Dancing About Architecture

The composer Iannis Xenakis, who died in 2001 at the age of 78, was among the shining lights of the European avant garde, using complex mathematics to undergird his forceful, elemental compositions. Yet he also trained as an engineer and worked for 12 years in Le Corbusier’s office, where he most notably designed the Philips Pavilion, at the 1958 World’s Fair. (He even composed the music to be played inside.) Music and Architecture, a new book from Pendragon Press by the Xenakis scholar Sharon Kanach, collects for the first time his writing on architecture along with drawings and letters from his years with Corbu.

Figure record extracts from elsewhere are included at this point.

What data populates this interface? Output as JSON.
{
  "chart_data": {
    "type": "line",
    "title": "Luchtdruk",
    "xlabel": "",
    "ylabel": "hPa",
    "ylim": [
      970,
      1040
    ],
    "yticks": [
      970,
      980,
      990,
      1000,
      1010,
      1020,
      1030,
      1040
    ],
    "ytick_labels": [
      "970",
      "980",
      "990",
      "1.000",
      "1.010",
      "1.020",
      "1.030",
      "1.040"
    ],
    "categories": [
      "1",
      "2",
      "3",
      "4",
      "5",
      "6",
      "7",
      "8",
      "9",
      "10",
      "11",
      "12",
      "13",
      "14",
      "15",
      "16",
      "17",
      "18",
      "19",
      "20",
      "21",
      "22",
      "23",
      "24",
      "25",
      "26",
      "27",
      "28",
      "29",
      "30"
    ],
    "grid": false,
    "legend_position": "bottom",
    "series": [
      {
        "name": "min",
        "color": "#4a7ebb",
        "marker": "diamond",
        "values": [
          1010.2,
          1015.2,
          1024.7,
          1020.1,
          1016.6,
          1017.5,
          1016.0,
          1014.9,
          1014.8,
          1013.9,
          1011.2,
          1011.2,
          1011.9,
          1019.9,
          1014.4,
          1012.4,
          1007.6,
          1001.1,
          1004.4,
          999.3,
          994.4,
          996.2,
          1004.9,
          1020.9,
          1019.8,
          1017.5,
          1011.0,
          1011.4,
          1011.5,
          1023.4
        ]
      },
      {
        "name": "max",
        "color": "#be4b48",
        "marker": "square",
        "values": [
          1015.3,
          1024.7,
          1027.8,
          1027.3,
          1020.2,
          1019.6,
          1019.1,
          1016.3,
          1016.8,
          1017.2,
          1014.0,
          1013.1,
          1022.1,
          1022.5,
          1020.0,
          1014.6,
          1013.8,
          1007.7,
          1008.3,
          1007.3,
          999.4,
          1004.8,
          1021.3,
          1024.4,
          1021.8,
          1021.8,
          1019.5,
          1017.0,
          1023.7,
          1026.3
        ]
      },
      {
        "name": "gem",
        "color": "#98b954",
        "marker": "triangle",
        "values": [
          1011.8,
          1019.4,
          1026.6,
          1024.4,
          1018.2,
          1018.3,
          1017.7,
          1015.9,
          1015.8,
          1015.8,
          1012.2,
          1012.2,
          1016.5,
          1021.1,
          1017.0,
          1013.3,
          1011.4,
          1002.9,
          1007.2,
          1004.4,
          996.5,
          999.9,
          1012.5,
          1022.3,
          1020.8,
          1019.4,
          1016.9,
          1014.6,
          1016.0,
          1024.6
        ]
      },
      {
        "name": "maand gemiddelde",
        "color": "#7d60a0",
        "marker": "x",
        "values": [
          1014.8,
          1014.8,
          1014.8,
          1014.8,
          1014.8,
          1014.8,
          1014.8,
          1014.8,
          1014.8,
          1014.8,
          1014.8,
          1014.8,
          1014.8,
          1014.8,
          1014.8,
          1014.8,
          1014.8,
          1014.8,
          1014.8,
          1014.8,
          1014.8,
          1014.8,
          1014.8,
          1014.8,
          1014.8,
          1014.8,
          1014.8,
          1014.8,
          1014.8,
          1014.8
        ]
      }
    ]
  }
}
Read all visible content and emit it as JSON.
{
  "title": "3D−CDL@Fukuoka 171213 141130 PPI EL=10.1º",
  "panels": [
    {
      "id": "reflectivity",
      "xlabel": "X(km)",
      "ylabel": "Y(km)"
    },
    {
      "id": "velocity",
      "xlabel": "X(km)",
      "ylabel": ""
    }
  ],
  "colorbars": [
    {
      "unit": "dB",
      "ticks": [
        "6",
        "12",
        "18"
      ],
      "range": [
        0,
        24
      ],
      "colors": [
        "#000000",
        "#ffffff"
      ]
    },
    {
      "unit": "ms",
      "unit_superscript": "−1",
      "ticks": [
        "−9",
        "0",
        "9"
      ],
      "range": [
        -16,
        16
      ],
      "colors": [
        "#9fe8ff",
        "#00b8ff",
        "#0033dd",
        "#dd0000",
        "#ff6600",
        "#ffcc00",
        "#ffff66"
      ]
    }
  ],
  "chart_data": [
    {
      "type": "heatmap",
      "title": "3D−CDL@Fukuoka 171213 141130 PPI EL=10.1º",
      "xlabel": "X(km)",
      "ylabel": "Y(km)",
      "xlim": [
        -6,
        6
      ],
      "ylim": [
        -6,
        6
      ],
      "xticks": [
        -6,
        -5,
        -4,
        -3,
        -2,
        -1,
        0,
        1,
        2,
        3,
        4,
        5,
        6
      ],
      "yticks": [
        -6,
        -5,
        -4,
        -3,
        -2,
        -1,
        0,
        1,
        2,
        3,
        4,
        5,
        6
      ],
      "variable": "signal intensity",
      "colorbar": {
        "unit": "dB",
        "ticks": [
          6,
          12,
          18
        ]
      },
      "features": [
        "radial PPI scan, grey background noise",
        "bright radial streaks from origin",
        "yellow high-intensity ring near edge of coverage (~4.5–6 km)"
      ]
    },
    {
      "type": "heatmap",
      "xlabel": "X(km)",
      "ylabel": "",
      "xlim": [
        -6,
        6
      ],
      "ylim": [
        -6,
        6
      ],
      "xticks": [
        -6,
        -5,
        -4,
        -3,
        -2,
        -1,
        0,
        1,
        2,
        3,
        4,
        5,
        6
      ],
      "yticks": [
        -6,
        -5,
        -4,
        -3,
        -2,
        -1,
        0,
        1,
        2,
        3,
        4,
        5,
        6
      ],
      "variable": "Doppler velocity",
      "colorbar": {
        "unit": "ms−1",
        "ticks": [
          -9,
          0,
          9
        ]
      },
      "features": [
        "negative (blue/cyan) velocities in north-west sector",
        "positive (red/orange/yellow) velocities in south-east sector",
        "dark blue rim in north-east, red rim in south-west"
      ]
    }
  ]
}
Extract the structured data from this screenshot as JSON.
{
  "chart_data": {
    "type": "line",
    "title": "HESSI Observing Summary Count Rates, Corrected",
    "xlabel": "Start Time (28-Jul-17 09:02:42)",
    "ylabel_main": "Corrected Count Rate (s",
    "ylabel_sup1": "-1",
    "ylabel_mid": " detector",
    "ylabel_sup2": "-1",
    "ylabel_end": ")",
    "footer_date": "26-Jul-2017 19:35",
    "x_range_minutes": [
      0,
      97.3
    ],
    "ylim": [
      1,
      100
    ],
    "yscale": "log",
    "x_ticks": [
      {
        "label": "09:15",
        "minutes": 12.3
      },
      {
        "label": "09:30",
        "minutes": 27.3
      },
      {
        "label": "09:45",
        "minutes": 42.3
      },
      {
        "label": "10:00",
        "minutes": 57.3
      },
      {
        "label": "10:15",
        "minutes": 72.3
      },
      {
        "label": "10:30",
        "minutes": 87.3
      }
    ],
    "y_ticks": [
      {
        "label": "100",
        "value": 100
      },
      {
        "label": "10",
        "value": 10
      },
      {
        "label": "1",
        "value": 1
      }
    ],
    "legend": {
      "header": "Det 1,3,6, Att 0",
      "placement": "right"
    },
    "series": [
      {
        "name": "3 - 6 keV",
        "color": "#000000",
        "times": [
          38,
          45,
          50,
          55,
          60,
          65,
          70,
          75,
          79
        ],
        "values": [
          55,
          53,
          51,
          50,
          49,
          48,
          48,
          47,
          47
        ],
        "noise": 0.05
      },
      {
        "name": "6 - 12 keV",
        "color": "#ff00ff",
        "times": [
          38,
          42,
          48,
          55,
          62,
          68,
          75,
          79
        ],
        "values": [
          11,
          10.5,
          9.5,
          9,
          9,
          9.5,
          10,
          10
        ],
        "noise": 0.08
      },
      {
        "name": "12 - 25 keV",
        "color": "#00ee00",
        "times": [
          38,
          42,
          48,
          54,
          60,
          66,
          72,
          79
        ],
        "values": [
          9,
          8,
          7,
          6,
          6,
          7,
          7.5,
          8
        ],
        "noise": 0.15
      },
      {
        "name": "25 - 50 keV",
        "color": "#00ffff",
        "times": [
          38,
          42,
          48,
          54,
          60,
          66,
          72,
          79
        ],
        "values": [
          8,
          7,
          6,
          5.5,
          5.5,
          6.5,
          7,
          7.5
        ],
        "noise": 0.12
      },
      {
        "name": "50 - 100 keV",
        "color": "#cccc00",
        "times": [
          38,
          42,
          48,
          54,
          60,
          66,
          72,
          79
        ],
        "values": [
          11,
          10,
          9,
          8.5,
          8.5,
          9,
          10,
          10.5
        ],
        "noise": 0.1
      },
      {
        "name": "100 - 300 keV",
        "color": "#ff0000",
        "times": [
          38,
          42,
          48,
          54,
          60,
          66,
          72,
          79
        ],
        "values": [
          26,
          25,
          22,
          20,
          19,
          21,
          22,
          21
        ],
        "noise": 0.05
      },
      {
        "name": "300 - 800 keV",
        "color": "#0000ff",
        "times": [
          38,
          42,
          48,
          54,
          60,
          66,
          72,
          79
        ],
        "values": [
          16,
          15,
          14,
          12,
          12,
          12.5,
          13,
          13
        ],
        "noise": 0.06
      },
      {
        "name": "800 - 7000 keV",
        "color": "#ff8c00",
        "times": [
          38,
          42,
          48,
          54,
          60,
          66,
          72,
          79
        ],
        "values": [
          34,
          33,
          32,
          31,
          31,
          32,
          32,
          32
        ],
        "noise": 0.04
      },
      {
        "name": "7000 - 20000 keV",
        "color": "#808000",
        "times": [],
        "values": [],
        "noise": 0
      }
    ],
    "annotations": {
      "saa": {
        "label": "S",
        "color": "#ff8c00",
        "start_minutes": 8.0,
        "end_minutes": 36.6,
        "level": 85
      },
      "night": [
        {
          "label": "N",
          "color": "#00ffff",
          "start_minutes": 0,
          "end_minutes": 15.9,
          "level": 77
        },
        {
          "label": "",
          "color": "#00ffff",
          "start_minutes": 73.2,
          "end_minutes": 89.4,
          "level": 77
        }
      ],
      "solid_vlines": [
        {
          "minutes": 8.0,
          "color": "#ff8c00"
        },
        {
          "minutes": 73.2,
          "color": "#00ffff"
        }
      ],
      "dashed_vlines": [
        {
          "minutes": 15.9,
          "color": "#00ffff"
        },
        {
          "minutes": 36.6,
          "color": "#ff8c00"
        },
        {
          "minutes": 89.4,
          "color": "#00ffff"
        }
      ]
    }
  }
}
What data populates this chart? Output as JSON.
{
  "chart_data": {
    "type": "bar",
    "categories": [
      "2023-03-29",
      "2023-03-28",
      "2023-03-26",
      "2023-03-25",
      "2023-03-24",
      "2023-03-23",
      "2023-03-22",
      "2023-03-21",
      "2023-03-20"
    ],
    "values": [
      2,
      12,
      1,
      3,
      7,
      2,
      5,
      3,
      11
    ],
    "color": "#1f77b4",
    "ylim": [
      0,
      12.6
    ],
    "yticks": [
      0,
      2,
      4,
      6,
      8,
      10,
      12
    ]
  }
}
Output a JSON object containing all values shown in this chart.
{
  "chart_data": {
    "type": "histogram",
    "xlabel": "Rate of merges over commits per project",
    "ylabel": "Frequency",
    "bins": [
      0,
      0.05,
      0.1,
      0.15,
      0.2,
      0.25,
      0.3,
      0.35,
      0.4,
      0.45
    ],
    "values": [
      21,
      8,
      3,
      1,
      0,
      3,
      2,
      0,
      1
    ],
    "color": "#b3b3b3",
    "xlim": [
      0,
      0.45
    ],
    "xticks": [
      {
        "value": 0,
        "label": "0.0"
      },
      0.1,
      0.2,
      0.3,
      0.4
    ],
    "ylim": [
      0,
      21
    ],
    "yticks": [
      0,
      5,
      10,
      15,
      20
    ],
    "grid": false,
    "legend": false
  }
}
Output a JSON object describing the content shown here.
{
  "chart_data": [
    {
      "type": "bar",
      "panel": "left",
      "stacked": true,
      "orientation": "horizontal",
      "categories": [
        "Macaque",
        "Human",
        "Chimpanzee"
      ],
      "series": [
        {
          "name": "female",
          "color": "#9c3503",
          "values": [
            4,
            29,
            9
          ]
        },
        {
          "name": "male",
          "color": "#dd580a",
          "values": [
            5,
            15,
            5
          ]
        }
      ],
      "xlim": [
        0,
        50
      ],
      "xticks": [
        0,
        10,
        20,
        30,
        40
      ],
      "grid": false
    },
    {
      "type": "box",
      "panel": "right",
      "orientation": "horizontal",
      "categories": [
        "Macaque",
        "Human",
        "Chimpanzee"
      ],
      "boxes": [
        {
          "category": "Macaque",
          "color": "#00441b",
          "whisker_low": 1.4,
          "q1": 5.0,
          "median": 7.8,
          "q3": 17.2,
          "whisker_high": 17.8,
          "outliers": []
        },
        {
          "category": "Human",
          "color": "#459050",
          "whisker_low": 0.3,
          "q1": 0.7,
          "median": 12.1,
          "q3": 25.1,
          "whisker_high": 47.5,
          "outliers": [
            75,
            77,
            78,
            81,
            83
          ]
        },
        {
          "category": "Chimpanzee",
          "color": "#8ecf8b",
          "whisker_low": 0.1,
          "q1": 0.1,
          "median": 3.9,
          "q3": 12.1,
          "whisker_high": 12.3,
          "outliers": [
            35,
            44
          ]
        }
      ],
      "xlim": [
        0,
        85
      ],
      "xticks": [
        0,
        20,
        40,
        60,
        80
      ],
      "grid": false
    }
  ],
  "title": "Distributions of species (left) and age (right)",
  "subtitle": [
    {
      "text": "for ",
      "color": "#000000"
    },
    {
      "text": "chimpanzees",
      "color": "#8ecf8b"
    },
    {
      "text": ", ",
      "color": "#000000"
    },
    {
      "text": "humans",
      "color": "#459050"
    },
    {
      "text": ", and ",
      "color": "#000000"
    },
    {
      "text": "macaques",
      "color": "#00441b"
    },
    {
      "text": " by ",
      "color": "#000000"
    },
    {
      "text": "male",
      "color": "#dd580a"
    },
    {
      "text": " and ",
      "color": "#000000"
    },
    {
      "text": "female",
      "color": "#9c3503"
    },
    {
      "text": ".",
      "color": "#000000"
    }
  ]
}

Music and architecture were powerful crosscurrents in Xenakis’s work. He compared the Philips Pavilion’s form to his first published musical composition, “Metastasis”: “as in the music, here too I was interested in the question of whether it is possible to get from one point to another without breaking the continuity. In Metastasis this problem led to glissandos, while in the pavilion it resulted in the hyperbolic parabola shapes.”

At a recent panel discussion at the Guggenheim for the U.S. premiere of Oresteia, a Xenakis-penned opera based on Aeschylus’ dramatic trilogy, the soloist Wilbur Pauley talked about the formidable difficulties of singing his part as Xenakis wrote it. In the show, which was staged last month at the Miller Theatre, Pauley played both the doomed Kassandra and her father, Agamemnon, and his voice rapidly jumped between falsetto and steely bass—all in ancient Greek. Xenakis’s musical genius aside, Pauley said, “I could tell he didn’t like opera singers.”